I suppose the only obvious difference between the two is that Bashar made it to the top and Seif is unlikely to do so. Bloody good luck for the Libyans. Not so good for the Syrians.

  1. Daniel
    March 2, 2011 at 1:27 pm

    You’re on the Guardian.

  2. Abu Hussain
    March 2, 2011 at 2:20 pm

    Interesting article, i followed the link from the Guardian haha! A question for you if you’re around. I hadn’t seen the parallel before but it does seem you’re right. If there were a Syrian uprising, a revolution, i pray it will be peaceful, but if it isn’t, do you think Bashar has the charismatic presence to be able to stand on top of a tank to rally troops? I’m amazed at the level of support the Gaddafis still hold in Libya, that there are people willing to die for them. I could imagine it being true for Hafez, but for Bashar? He may have a heart of steel, but would he command the loyalty of troops in this situation? i doubt it.

  3. March 2, 2011 at 6:21 pm

    Thanks Abu Hussein for visiting my blog.

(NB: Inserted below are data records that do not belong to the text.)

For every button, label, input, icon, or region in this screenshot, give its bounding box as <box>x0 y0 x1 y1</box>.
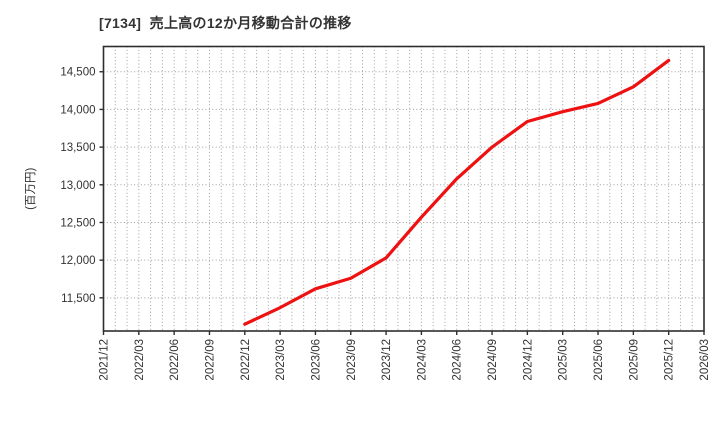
x-tick-label: 2022/03 <box>134 339 146 381</box>
x-tick-label: 2025/03 <box>558 339 570 381</box>
y-tick-label: 12,000 <box>60 255 95 267</box>
y-tick-label: 13,000 <box>60 180 95 192</box>
plot-border <box>102 45 705 332</box>
x-tick-label: 2026/03 <box>699 339 711 381</box>
x-tick-label: 2024/03 <box>416 339 428 381</box>
x-tick-label: 2022/09 <box>204 339 216 381</box>
x-tick-label: 2025/06 <box>593 339 605 381</box>
y-axis-title: (百万円) <box>25 168 37 210</box>
chart-title: [7134] 売上高の12か月移動合計の推移 <box>99 15 352 31</box>
x-tick-label: 2022/06 <box>169 339 181 381</box>
x-tick-label: 2023/09 <box>346 339 358 381</box>
x-tick-label: 2021/12 <box>99 339 111 381</box>
x-tick-label: 2022/12 <box>240 339 252 381</box>
y-tick-label: 11,500 <box>61 293 95 305</box>
x-tick-label: 2024/09 <box>487 339 499 381</box>
y-tick-label: 14,000 <box>60 104 95 116</box>
y-tick-label: 12,500 <box>60 217 95 229</box>
x-tick-label: 2025/09 <box>628 339 640 381</box>
x-tick-label: 2023/03 <box>275 339 287 381</box>
x-tick-label: 2024/06 <box>452 339 464 381</box>
y-tick-label: 14,500 <box>60 67 95 79</box>
x-tick-label: 2023/06 <box>310 339 322 381</box>
series-line-sales <box>243 58 671 326</box>
x-tick-label: 2023/12 <box>381 339 393 381</box>
x-tick-label: 2025/12 <box>664 339 676 381</box>
x-tick-label: 2024/12 <box>522 339 534 381</box>
y-tick-label: 13,500 <box>60 142 95 154</box>
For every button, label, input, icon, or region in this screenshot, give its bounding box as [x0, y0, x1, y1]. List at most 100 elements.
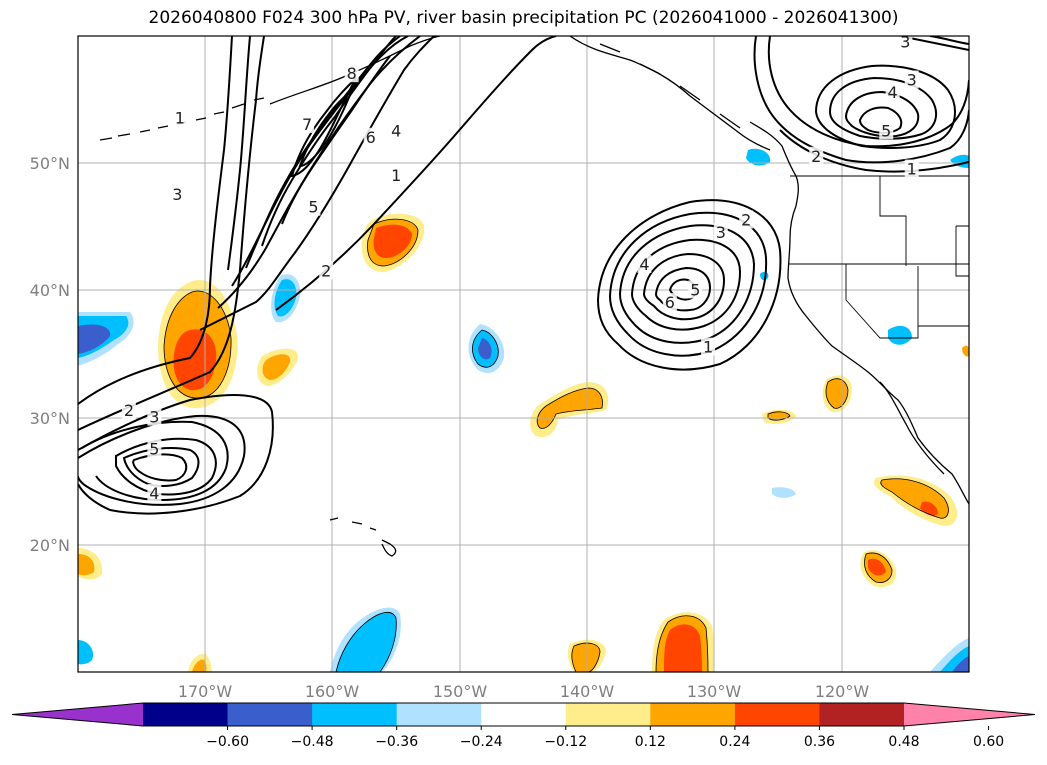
- pv-label-bg: [344, 64, 359, 83]
- pv-label-bg: [688, 280, 703, 299]
- pv-label-bg: [701, 337, 716, 356]
- lon-label-160w: 160°W: [305, 682, 360, 701]
- map-frame: [77, 35, 970, 673]
- lon-label-170w: 170°W: [178, 682, 233, 701]
- pv-contour-label: 8: [347, 64, 357, 83]
- pv-label-bg: [637, 254, 652, 273]
- shading-outlines: [163, 218, 949, 672]
- pv-label-bg: [898, 32, 913, 51]
- colorbar-tick-label: 0.12: [635, 734, 666, 750]
- colorbar-tick-label: 0.60: [973, 734, 1004, 750]
- pv-contour-label: 4: [888, 83, 898, 102]
- lat-label-50: 50°N: [30, 154, 70, 173]
- pv-contour-label: 2: [741, 210, 751, 229]
- negative-anomaly-right-edge-north: [950, 154, 969, 168]
- political-borders: [788, 175, 969, 339]
- pv-contour-label: 5: [308, 198, 318, 217]
- colorbar-segment: [650, 703, 736, 726]
- pv-contour-label: 2: [811, 147, 821, 166]
- lon-label-140w: 140°W: [560, 682, 615, 701]
- negative-anomaly-coast-north: [746, 148, 771, 166]
- colorbar-segment: [734, 703, 820, 726]
- pv-contour-label: 5: [881, 121, 891, 140]
- pv-contour-label: 4: [149, 484, 159, 503]
- lat-tick-labels: 50°N 40°N 30°N 20°N: [30, 154, 70, 555]
- colorbar-outline: [11, 702, 1036, 727]
- colorbar-tick-labels: −0.60 −0.48 −0.36 −0.24 −0.12 0.12 0.24 0.36 0.4…: [206, 726, 1004, 750]
- pv-label-bg: [121, 401, 136, 420]
- pv-label-bg: [389, 165, 404, 184]
- pv-label-bg: [879, 121, 894, 140]
- pv-contour-label: 5: [690, 280, 700, 299]
- pv-contour-label: 3: [900, 32, 910, 51]
- pv-label-bg: [172, 108, 187, 127]
- colorbar-extend-high: [904, 703, 1035, 726]
- pv-contour-label: 3: [907, 71, 917, 90]
- negative-anomaly-south: [330, 607, 401, 672]
- lon-tick-labels: 170°W 160°W 150°W 140°W 130°W 120°W: [178, 682, 870, 701]
- pv-label-bg: [170, 185, 185, 203]
- negative-anomaly-bottom-right: [930, 638, 969, 672]
- pv-label-bg: [809, 146, 824, 165]
- pv-contour-label: 2: [321, 261, 331, 280]
- colorbar: [11, 702, 1036, 727]
- lat-label-20: 20°N: [30, 536, 70, 555]
- lon-label-130w: 130°W: [687, 682, 742, 701]
- pv-label-bg: [739, 210, 754, 229]
- colorbar-segment: [312, 703, 398, 726]
- pv-contour-label: 4: [391, 121, 401, 140]
- positive-anomaly-central-north: [361, 213, 425, 272]
- colorbar-tick-label: −0.24: [460, 734, 503, 750]
- map-title: 2026040800 F024 300 hPa PV, river basin …: [148, 8, 899, 28]
- pv-label-bg: [300, 115, 315, 134]
- pv-label-bg: [904, 159, 919, 178]
- colorbar-tick-label: −0.48: [291, 734, 334, 750]
- pv-label-bg: [885, 83, 900, 102]
- pv-contour-label: 3: [716, 223, 726, 242]
- colorbar-segment: [565, 703, 651, 726]
- pv-contour-label: 2: [124, 401, 134, 420]
- negative-anomaly-central: [468, 324, 505, 374]
- pv-contour-label: 1: [907, 160, 917, 179]
- negative-anomaly-west: [78, 312, 134, 366]
- colorbar-tick-label: 0.48: [888, 734, 919, 750]
- colorbar-tick-label: −0.12: [544, 734, 587, 750]
- positive-anomaly-pacific-south-east: [860, 550, 897, 588]
- pv-contour-label: 1: [703, 338, 713, 357]
- colorbar-extend-low: [12, 703, 143, 726]
- precipitation-shading: [78, 148, 969, 672]
- colorbar-segment: [396, 703, 482, 726]
- pv-contour-label: 7: [302, 115, 312, 134]
- colorbar-segment: [819, 703, 905, 726]
- colorbar-segment: [481, 703, 567, 726]
- lon-label-120w: 120°W: [815, 682, 870, 701]
- colorbar-segment: [227, 703, 313, 726]
- positive-anomaly-small-1: [257, 348, 299, 386]
- pv-label-bg: [904, 70, 919, 89]
- pv-label-bg: [389, 121, 404, 140]
- colorbar-tick-label: −0.36: [375, 734, 418, 750]
- negative-anomaly-coast-mid: [888, 325, 912, 345]
- pv-contours: [78, 36, 969, 515]
- positive-anomaly-right-edge: [962, 345, 969, 357]
- pv-label-bg: [363, 127, 378, 146]
- negative-anomaly-bottom-left: [78, 640, 94, 665]
- lon-label-150w: 150°W: [433, 682, 488, 701]
- negative-anomaly-small-east: [772, 487, 796, 498]
- pv-contour-label: 4: [639, 255, 649, 274]
- lat-label-30: 30°N: [30, 409, 70, 428]
- colorbar-segment: [143, 703, 229, 726]
- pv-label-bg: [147, 407, 162, 426]
- pv-contour-label: 6: [366, 128, 376, 147]
- pv-contour-label: 3: [172, 185, 182, 204]
- colorbar-tick-label: 0.24: [719, 734, 750, 750]
- pv-label-bg: [662, 293, 677, 312]
- pv-contour-label: 5: [149, 439, 159, 458]
- pv-label-bg: [147, 483, 162, 502]
- pv-label-bg: [713, 223, 728, 242]
- pv-contour-label: 3: [149, 408, 159, 427]
- positive-anomaly-mexico: [873, 475, 958, 526]
- pv-label-bg: [306, 197, 321, 216]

    I don’t think it’s a question of personal charisma. Seif is not particularly charismatic. It’s more of an issue of “group solidarity”, what Ibn Khaldun calls “asabiya” (Ar: عصبية). Gaddafi’s forces are hand-picked from tribes that have been well looked after by his regime. These has so far chosen to remain loyal to him because they feel that their destiny is linked to Gaddafi’s.

    In Syria, the group solidarity is not tribal but sectarian. The Alawite minority who dominate the security forces and elite army unites are likely to remain loyal to Bashar whether he is a charismatic leader who can deliver a speech on top of a tank or not. Interestingly though, I had a long chat with a well-informed Syrian from the Alawite community who said that a lot of clans within the sect are begining to feel disillusioned with Assad’s leadership. I’ll post something specific about that soon.

  4. Richard Wills
    March 2, 2011 at 9:25 pm

    During the last couple of months, it strikes me as odd that no one has pointed out the similarities between the present rebellions sweeping across North Africa and the fall of the Soviet Union. When Siberian legislator Boris Yeltsin leaped on top of that tank and ordered the soldiers to fire on the congress buildings being held by the Communist revanchists.

    As for Syria, the next few years will see the usual handwringing, cringing, crocodile tears by the western powers as their investments in corruption blow up in the natives faces. The Alawite minority is (historically) hated as heretics by all the other Moslem cults. If the other tribes gain access to weaponry, the Alawites will be slaughtered.

    Which brings us to their alliance of convenience with Iran and the Shiite cults throughout Lebanon and Iraq. If the Alawites are foolish enough to fail to dominate, their partners in crime will certainly suffer likewise at the hands of an enraged Sunni majority. Thus the prospect of Iran invading Iraq to rescue their fellow Shiites and maybe the Alawites. That once more the Iranian empire stretching to the Mediterranean.

  5. aaz
    March 3, 2011 at 1:15 pm

    I agree entirely with this article. These monsters with angelic faces are profoundly ignorant, hypocritical and dangerous. That shows you the power of propaganda and brain washing El-Gaddafi has over his subjects and especially his children.